The research published in Scientific Reports, reveals that research teams from New York University Tandon School of Engineering, USA and University of Western Ontario (UWO), Canada have tapped artificial intelligence techniques to build an algorithmic model that will make the robots more accurate, faster, and safer when battling hand tremors related to neurodegenerative diseases.

Controlling involuntary movements

There are over one million people across the globe who have been diagnosed with Parkinson’s disease, just one of the neurodegenerative diseases that can cause hand tremors.

The international team of researchers have used the most robust techniques on their model – which is now ready to deploy – to ensure that they combat the pathological hand tremors which are symptomatic of the common and debilitating motor problems affecting many ageing adults.

The PHTNet approach

Although there is sophisticated technology such as wearable exoskeleton suits and neurorehabilitation robots which can help people offset some of the involuntary movements, when it comes to predicting involuntary movements in real time, these robots need to be precise. If the machine lags by just 10 to 20 milliseconds this can prevent effective compensation by the machine and in some cases even cause a potential risk to safety.

However, researchers have used a big data set, collected at the London (Ontario) Movement Disorders Centre, to create their innovative machine learning model named PHTNet, for “Pathological Hand Tremors using Recurrent Neural Networks”.

Extracting predictive information

The researchers used small sensors to analyse the hand motions of 81 patients in their 60s and 70s.
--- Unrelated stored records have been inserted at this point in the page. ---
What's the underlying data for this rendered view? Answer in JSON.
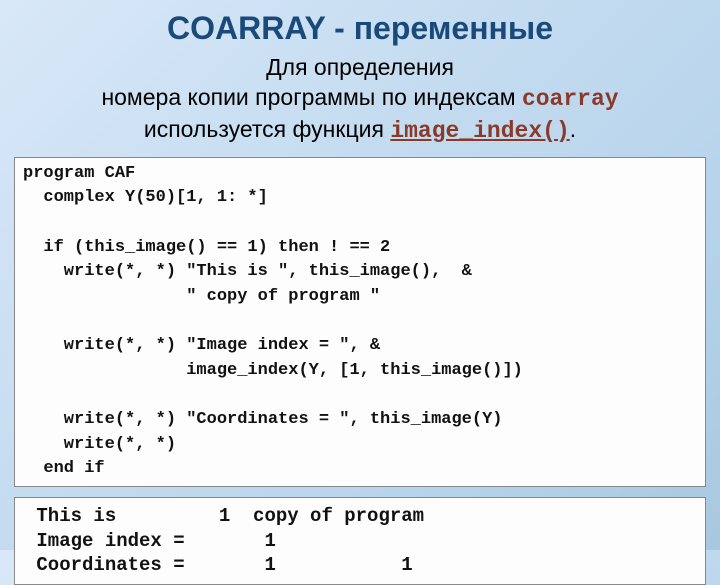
{
  "slide": {
    "title": "COARRAY - переменные",
    "desc_line1": "Для определения",
    "desc_line2a": "номера копии программы по индексам ",
    "desc_coarray": "coarray",
    "desc_line3a": "используется функция ",
    "desc_func": "image_index()",
    "desc_line3b": "."
  },
  "code": {
    "l1": "program CAF",
    "l2": "  complex Y(50)[1, 1: *]",
    "l3": "",
    "l4": "  if (this_image() == 1) then ! == 2",
    "l5": "    write(*, *) \"This is \", this_image(),  &",
    "l6": "                \" copy of program \"",
    "l7": "",
    "l8": "    write(*, *) \"Image index = \", &",
    "l9": "                image_index(Y, [1, this_image()])",
    "l10": "",
    "l11": "    write(*, *) \"Coordinates = \", this_image(Y)",
    "l12": "    write(*, *)",
    "l13": "  end if"
  },
  "output": {
    "l1": " This is         1  copy of program",
    "l2": " Image index =       1",
    "l3": " Coordinates =       1           1"
  }
}
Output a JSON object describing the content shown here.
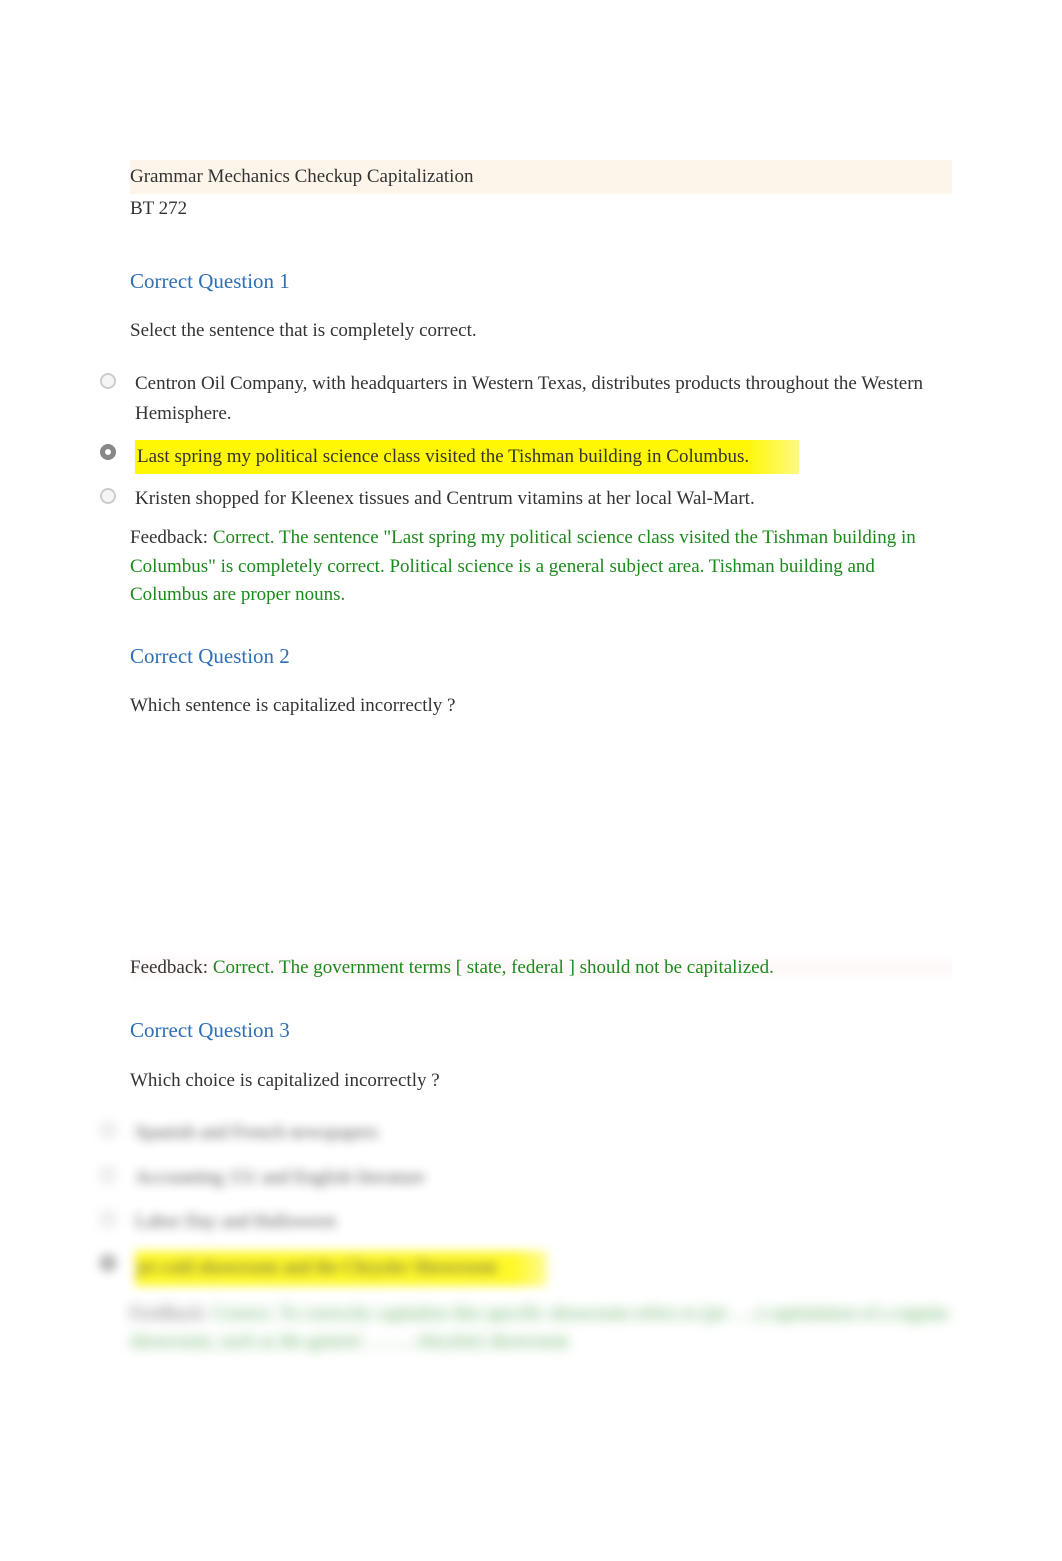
{
  "header": {
    "title": "Grammar Mechanics Checkup Capitalization",
    "subtitle": "BT 272"
  },
  "q1": {
    "heading": "Correct Question 1",
    "prompt": "Select the sentence that is completely correct.",
    "options": [
      "Centron Oil Company, with headquarters in Western Texas, distributes products throughout the Western Hemisphere.",
      "Last spring my political science class visited the Tishman building in Columbus.",
      "Kristen shopped for Kleenex tissues and Centrum vitamins at her local Wal-Mart."
    ],
    "feedback_label": "Feedback:   ",
    "feedback": "Correct. The sentence \"Last spring my political science class visited the Tishman building in Columbus\" is completely correct.     Political science   is a general subject area.      Tishman building and  Columbus   are proper nouns."
  },
  "q2": {
    "heading": "Correct Question 2",
    "prompt": "Which sentence is capitalized incorrectly      ?",
    "feedback_label": "Feedback:   ",
    "feedback": "Correct. The government terms [      state, federal   ] should not be capitalized."
  },
  "q3": {
    "heading": "Correct Question 3",
    "prompt": "Which choice is capitalized incorrectly     ?",
    "options": [
      "Spanish and French newspapers",
      "Accounting 151 and English literature",
      "Labor Day and Halloween",
      "jet cold showroom and the Chrysler Showroom"
    ],
    "feedback_label": "Feedback:  ",
    "feedback": "Correct. To correctly capitalize this specific showroom refers to (jet ….)  capitulation of a regular showroom, such as the generic  …….  chrysler( showroom"
  }
}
They then applied a novel data-driven deep neural network modelling technique to extract predictive information applicable to all patients.

In the research paper, they revealed that the artificial intelligence model and training and reports a 95% confidence rate over 24,300 samples.

Creating a model that works for everyone

The co-author, S. Farokh Atashzar, who is now an NYU Tandon assistant professor and who began exploring the use of robots coupled with artificial intelligence while conducting doctoral and post-doctoral research in Canada, explained that: “Our model is already at the ready-to-use stage, available to neurologists, researchers, and assistive technology developers,

“It requires substantial computational power, so we plan to develop a low-power, cloud-computing approach that will allow wearable robots and exoskeletons to operate in patients’ homes. We also hope to develop models that require less computational power and add other biological factors to the inputs.”